The role of $T_0$ in CMB anisotropy measurements

TL;DR

This paper discusses the importance of the CMB monopole temperature $T_0$ in cosmological measurements, emphasizing its subtle effects, current constraints, and the need for improved determination for future high-precision CMB analyses.

Contribution

It highlights the significance of $T_0$ as a cosmological parameter, clarifies its impact on CMB anisotropies, and assesses current and future constraints.

Findings

Current CMB data weakly constrain $T_0$ without FIRAS

Ideal future CMB data can constrain $T_0$ to about 1%

Improved $T_0$ measurement is needed for high-$ ext{l}$ CMB analysis

Abstract

The quantity $T_0$, the cosmic microwave background (CMB) monopole, is an often neglected seventh parameter of the standard cosmological model.

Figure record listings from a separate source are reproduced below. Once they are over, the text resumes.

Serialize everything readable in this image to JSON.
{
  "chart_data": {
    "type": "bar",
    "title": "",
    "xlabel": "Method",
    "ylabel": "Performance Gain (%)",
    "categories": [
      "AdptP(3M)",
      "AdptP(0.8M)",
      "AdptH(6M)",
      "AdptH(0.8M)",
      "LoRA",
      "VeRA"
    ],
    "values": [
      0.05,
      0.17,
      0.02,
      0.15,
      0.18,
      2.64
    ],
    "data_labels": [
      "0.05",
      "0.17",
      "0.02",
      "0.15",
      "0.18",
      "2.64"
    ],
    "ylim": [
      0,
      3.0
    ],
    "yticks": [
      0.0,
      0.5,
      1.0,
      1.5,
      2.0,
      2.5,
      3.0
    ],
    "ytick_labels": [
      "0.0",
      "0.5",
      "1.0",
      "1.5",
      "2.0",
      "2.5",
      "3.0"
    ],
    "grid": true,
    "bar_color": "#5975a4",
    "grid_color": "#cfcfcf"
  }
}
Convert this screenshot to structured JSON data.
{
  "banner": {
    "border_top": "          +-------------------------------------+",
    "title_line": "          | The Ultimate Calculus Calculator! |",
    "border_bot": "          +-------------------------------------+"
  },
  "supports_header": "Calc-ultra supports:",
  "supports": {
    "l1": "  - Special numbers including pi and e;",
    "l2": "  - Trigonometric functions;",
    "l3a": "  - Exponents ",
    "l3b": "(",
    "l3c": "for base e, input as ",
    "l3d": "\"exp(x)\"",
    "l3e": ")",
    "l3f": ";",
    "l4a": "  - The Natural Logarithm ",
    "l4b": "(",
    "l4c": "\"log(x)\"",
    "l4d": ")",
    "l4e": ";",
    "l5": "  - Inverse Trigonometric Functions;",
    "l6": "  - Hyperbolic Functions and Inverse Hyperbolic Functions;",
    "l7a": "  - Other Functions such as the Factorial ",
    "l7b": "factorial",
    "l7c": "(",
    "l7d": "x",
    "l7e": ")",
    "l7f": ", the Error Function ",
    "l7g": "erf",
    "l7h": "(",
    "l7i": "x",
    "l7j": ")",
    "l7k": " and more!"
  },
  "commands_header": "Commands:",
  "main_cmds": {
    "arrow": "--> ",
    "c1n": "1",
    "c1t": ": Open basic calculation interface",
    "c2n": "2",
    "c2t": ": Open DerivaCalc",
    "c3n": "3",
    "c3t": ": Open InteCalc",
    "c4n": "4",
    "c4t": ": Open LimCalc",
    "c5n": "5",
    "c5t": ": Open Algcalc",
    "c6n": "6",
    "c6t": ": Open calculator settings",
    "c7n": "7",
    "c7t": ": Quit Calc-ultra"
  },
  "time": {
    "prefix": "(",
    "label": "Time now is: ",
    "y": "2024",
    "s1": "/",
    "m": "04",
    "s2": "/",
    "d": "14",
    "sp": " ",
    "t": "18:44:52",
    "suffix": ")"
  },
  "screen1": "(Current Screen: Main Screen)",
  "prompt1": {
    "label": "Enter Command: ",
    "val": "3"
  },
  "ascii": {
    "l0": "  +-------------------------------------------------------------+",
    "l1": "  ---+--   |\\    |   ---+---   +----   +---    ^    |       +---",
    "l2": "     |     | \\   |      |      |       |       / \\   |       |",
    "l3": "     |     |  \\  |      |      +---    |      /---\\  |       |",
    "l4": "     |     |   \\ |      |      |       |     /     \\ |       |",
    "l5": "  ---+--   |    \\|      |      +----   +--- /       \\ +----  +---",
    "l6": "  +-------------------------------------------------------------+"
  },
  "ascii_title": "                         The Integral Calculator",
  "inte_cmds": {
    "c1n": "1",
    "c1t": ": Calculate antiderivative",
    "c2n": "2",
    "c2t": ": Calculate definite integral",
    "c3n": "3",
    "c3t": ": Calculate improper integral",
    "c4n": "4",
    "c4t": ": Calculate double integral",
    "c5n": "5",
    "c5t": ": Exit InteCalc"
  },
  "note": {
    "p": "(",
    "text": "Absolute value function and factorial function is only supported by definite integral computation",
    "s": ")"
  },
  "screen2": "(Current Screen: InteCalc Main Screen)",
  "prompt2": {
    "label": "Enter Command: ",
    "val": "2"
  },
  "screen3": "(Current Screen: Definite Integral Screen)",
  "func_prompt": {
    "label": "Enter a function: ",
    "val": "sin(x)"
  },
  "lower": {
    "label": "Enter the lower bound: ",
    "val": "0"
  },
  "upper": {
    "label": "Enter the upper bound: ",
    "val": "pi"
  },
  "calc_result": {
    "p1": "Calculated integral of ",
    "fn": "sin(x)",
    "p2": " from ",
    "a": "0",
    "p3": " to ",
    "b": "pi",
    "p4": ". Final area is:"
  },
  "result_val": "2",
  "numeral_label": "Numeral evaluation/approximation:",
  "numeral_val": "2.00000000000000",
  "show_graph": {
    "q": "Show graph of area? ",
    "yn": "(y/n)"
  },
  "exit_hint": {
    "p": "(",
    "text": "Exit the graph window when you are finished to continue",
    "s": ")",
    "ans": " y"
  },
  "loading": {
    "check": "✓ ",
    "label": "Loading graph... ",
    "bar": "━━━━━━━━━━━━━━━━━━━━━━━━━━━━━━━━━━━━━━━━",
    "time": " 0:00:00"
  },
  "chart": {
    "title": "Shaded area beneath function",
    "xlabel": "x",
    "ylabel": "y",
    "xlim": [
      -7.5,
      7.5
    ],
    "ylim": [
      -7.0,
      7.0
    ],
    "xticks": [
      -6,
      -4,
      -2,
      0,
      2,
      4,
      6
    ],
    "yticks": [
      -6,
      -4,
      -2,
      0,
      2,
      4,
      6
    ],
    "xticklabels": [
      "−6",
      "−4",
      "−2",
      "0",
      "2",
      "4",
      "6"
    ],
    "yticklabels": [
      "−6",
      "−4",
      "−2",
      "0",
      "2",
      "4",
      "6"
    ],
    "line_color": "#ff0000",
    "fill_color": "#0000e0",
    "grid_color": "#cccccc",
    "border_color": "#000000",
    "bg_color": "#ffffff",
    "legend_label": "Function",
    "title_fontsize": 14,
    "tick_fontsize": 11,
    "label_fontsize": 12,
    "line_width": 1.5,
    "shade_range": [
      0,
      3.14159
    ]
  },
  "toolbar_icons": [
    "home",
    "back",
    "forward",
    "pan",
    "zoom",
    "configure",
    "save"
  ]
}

As well as its variation affecting the physics of the CMB, the measurement of $T_0$ is also used to calibrate the anisotropies, via the orbital dipole. We point out that it is easy to misestimate the effect of $T_0$ because the CMB anisotropies are conventionally provided in temperature units. In fact the anisotropies are most naturally described as dimensionless and we argue for restoring the convention of working with $\Delta T/T$ rather than $\Delta T$. As a free cosmological parameter, $T_0$ most naturally only impacts the CMB power spectra through late-time effects. Thus if we ignore the COBE-FIRAS measurement, current CMB data only weakly constrain $T_0$. Even ideal future CMB data can at best provide a percent-level constraint on $T_0$, although adding large-scale structure data will lead to further improvement. The FIRAS measurement is so precise that its uncertainty negligibly effects most, but not all, cosmological parameter inferences for current CMB experiments. However, if we eventually want to extract all available information from CMB power spectra measured to multipoles $\ell\simeq5000$, then we will need a better determination of $T_0$ than is currently available.